Продолжая работать руками и ногами, начал пробираться вверх, стараясь не думать о комичности своего положения. Почему-то вспомнилась басня о лягушке, взбившей молоко в масло, чтобы выбраться из кувшина.
Наполненный необъяснимой силой, я, наконец, отбросил в сторону последний ком земли и кожей ощутил прохладный ветерок. Рассмеявшись сквозь слёзы, сделал ещё несколько неловких гребков, подтянулся и вцепился пальцами в землю на поверхности.
Ещё немного, ещё совсем немного…
Зарычав, я подтянулся и выбрался из могилы.
Из горла вырвался истеричный смех, гомерический хохот, столь неуместный в моём положении.
Отсмеявшись, я перевернулся на спину, стащил с головы рубашку и уставился в тёмное небо, частично заслонённое от меня деревьями.
Я жив. Всё ещё жив.
Встав, я подошёл к могиле и поёжился – сомнений нет, Охотники меня похоронили. Только зачем, интересно, они воткнули палку вместо креста и повесили на неё венок? Им стоит научиться скрывать свои преступления.

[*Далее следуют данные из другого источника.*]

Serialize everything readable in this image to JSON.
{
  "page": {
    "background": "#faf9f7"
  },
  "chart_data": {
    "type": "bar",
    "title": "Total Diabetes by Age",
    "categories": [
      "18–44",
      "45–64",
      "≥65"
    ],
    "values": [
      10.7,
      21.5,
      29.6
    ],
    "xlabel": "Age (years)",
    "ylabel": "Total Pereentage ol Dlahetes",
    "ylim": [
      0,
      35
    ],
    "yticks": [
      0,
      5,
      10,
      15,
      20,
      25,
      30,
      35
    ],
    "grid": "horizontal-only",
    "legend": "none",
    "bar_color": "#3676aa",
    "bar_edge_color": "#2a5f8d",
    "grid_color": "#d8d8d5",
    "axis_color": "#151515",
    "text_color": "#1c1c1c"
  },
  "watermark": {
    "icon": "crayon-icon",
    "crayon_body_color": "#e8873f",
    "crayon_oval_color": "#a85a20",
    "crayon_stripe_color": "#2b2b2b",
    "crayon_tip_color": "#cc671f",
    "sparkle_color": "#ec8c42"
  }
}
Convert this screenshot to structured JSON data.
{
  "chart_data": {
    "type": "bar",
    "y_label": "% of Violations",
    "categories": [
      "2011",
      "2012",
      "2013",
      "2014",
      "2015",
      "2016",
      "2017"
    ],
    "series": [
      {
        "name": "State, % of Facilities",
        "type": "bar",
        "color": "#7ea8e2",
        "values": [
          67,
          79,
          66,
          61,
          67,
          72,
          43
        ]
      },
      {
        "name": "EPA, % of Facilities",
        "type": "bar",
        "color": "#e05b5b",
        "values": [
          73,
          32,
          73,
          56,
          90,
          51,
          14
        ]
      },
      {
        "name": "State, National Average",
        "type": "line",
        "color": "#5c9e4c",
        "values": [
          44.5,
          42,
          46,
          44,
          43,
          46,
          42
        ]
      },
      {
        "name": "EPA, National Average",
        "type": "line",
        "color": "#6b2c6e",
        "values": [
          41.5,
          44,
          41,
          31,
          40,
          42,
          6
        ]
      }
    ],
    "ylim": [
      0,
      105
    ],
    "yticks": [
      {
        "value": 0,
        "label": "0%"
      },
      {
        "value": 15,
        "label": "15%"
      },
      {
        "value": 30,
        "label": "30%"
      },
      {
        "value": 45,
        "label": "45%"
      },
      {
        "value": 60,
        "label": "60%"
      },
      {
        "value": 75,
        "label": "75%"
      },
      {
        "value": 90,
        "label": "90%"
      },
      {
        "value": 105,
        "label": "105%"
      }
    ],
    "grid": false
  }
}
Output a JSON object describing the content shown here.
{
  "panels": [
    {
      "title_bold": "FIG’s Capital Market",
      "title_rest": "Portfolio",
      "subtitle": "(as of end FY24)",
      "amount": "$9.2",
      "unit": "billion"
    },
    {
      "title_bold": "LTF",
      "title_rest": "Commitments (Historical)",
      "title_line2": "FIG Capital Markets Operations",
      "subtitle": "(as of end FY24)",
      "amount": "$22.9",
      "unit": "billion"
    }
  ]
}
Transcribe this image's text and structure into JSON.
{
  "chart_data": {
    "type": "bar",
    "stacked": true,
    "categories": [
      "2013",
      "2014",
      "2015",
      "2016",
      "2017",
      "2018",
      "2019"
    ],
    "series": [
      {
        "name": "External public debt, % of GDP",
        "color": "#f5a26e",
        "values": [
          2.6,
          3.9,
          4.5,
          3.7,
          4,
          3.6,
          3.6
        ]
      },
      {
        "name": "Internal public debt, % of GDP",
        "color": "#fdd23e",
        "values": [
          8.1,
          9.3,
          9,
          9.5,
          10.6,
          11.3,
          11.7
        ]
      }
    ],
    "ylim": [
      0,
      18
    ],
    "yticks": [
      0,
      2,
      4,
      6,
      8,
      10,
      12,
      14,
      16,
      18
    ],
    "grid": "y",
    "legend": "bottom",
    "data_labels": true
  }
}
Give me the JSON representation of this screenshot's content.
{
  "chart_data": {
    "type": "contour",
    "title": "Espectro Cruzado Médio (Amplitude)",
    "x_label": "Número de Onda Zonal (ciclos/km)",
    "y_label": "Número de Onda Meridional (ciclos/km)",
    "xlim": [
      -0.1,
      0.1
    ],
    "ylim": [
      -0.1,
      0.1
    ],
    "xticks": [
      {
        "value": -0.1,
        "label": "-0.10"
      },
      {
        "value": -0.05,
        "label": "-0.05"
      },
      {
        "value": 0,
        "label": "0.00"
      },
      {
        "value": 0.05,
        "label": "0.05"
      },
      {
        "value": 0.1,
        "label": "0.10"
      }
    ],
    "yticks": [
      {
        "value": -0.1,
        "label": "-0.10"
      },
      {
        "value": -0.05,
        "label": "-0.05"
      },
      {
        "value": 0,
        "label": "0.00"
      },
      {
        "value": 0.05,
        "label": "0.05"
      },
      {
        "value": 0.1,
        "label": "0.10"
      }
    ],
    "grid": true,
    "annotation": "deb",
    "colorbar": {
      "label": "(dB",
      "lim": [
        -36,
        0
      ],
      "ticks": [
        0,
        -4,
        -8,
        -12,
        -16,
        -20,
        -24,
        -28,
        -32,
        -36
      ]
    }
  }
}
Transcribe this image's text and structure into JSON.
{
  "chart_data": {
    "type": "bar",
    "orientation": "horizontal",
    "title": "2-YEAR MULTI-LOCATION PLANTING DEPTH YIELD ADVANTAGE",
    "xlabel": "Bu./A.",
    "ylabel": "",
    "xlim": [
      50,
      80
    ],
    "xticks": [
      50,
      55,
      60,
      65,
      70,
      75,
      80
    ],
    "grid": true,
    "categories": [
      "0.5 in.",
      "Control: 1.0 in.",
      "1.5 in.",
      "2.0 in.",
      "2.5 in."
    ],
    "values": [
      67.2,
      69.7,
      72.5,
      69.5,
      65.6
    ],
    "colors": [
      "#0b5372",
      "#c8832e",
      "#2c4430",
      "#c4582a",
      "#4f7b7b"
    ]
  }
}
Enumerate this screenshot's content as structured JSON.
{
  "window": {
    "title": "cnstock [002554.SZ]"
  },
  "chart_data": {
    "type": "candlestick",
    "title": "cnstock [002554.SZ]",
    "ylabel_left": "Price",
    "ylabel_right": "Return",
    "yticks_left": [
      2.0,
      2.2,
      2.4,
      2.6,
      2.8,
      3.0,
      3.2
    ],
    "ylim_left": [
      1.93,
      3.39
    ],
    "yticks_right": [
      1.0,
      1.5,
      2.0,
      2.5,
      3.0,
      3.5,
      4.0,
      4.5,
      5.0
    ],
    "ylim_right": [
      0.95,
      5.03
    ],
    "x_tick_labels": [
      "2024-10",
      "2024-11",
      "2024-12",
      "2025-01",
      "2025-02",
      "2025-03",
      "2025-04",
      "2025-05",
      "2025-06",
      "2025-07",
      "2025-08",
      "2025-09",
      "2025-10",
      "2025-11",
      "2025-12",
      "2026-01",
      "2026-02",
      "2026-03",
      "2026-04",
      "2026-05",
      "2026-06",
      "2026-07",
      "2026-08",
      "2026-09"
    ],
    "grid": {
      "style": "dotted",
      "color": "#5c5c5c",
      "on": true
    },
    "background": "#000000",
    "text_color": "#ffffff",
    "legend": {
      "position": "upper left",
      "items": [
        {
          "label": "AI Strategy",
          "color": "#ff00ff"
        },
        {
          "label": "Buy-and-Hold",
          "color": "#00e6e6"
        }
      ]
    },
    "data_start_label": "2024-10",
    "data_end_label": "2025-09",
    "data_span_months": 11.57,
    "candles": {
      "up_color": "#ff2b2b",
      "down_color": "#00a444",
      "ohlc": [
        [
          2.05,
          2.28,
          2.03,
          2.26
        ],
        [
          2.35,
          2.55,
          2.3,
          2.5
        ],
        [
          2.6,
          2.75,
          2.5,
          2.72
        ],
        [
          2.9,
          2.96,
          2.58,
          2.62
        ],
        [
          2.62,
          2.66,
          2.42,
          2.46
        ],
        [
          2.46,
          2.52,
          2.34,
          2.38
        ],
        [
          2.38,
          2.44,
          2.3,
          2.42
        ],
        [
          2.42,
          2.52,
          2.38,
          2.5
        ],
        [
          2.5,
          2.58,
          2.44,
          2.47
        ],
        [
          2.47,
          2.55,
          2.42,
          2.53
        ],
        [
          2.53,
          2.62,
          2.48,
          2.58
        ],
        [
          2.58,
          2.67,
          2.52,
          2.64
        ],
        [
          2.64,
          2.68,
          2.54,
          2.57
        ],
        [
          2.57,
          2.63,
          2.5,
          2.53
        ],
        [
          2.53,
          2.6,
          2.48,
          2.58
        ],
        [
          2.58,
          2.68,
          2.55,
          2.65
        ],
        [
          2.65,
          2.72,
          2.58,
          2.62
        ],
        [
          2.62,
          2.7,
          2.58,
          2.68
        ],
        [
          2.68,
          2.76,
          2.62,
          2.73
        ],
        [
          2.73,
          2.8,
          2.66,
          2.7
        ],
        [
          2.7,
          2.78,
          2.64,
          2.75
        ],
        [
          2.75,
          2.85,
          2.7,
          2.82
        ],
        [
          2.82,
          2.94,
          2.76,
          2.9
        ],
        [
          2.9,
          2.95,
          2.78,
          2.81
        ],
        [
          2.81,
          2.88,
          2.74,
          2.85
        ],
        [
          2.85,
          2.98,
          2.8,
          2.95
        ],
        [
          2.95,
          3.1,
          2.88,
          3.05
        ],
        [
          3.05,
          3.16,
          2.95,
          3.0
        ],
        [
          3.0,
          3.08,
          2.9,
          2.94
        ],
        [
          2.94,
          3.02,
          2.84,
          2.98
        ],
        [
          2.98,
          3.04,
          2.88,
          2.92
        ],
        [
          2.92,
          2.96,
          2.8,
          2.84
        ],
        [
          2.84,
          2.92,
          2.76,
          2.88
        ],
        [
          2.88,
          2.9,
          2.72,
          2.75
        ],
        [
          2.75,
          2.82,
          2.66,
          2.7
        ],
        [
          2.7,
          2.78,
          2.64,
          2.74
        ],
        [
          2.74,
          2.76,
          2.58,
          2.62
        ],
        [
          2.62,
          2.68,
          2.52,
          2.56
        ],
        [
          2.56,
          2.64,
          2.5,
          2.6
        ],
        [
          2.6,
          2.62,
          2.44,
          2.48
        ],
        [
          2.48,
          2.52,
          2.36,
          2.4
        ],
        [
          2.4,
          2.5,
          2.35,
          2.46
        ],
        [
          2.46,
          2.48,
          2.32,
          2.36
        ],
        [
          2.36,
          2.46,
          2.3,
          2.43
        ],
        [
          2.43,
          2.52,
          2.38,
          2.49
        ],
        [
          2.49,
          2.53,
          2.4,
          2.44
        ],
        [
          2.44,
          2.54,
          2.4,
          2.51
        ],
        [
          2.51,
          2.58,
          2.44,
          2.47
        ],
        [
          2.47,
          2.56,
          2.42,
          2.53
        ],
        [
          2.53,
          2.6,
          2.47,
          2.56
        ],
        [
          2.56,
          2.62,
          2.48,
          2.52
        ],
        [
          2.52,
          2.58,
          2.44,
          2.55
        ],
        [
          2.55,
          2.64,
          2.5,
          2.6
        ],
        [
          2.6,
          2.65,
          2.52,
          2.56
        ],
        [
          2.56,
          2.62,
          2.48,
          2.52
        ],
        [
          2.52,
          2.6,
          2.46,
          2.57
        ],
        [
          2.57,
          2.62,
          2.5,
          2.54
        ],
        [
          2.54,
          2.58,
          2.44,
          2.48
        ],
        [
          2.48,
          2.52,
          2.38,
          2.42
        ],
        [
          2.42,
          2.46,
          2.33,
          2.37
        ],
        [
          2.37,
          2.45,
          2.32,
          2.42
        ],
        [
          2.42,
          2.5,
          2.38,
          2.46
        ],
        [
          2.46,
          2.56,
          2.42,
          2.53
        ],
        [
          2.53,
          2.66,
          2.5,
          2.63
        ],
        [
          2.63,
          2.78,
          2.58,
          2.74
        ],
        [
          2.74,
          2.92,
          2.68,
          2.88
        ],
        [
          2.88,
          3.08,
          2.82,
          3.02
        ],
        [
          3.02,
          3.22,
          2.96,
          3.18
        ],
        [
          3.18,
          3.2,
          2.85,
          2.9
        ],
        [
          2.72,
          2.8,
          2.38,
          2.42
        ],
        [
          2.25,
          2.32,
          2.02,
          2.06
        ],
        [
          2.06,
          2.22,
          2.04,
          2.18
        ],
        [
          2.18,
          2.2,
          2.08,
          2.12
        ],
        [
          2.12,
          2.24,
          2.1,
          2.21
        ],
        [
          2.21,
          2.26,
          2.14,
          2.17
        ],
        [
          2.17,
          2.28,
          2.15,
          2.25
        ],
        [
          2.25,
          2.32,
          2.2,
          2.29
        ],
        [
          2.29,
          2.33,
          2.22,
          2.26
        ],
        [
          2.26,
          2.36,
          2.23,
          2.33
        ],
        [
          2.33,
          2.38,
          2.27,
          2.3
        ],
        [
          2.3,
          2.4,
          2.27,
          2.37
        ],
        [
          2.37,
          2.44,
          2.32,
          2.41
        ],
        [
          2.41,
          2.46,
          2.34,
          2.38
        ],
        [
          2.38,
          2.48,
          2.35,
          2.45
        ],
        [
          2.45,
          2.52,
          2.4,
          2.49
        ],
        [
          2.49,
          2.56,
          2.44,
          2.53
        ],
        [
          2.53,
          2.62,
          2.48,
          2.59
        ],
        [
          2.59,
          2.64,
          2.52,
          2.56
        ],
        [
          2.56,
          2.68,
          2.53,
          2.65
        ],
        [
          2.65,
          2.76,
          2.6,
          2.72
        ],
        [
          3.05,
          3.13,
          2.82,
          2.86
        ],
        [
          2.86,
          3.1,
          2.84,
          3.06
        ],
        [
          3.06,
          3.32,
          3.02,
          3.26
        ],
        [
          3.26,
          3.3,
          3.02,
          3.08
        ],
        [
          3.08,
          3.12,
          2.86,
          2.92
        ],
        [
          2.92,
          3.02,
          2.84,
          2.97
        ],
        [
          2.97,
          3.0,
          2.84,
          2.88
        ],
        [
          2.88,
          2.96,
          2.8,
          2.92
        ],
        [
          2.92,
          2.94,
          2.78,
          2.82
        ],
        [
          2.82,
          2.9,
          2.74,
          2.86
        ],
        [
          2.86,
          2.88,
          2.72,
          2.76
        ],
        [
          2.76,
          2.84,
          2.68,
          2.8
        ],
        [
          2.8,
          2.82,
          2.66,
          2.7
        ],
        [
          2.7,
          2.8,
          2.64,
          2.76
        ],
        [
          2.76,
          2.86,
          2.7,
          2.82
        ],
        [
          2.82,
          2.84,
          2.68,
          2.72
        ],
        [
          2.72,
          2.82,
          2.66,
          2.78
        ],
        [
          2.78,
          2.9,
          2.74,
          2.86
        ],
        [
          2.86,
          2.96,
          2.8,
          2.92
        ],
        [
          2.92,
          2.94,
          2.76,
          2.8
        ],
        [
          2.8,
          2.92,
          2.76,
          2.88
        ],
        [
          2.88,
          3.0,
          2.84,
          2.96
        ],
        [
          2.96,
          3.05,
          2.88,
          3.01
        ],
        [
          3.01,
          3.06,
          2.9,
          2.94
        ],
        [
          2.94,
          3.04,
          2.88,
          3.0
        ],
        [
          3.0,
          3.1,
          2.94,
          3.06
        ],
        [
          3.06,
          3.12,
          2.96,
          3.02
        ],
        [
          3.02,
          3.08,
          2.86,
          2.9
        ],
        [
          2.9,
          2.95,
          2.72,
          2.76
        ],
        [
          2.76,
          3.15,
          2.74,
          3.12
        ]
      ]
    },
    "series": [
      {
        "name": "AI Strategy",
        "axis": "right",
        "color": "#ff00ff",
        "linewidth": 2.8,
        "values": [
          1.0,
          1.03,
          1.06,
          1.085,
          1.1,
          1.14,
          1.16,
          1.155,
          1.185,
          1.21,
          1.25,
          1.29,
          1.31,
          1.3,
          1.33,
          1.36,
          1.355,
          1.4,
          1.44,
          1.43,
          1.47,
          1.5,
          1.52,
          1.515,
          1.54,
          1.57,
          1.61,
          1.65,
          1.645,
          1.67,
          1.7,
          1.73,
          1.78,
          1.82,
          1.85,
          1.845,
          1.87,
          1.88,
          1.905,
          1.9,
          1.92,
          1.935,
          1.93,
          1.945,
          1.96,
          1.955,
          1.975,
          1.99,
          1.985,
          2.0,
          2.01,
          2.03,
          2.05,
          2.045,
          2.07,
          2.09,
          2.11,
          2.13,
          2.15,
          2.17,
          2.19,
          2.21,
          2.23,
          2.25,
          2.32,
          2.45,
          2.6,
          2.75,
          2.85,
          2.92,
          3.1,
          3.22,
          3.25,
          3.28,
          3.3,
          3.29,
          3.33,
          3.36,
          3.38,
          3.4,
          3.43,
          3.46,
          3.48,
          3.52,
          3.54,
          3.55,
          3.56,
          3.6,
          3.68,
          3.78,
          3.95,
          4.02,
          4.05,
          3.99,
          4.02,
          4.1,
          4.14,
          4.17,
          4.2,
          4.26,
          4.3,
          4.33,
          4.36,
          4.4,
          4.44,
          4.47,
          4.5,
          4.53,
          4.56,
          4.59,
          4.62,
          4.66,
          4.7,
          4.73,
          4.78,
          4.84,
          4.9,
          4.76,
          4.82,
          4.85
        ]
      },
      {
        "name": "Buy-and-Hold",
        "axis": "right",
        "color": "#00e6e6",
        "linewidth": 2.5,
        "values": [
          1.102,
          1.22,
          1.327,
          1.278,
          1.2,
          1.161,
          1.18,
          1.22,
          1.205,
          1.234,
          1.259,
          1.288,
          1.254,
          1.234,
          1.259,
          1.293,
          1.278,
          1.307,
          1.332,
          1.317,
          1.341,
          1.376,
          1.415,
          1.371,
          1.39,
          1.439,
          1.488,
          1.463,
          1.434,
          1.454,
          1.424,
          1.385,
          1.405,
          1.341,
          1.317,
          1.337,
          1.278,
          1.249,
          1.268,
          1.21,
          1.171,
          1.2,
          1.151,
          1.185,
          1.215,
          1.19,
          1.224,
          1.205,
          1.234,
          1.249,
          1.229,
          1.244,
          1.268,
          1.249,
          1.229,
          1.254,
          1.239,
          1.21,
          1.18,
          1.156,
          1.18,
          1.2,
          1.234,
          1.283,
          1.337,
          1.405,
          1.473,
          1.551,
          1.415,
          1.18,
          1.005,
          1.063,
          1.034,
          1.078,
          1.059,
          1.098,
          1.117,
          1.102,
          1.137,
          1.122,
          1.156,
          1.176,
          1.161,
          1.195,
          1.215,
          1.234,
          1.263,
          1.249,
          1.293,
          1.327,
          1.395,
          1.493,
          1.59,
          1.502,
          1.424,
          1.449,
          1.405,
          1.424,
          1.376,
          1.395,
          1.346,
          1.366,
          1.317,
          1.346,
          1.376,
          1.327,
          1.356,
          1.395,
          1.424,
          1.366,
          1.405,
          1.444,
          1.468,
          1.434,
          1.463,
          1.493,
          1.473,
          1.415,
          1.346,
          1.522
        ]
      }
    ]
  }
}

Рубашка безнадёжно испорчена, но лучше выйти к людям в грязной одежде, чем совсем без неё.
Застёгивая пуговицы, я обнаружил на перемазанной грязью ткани кровавые разводы. Озабоченно ощупав себя, заключил, что ран на мне нет, так что, если это действительно кровь, то она не моя. Тогда чья? Что вообще произошло в подвале?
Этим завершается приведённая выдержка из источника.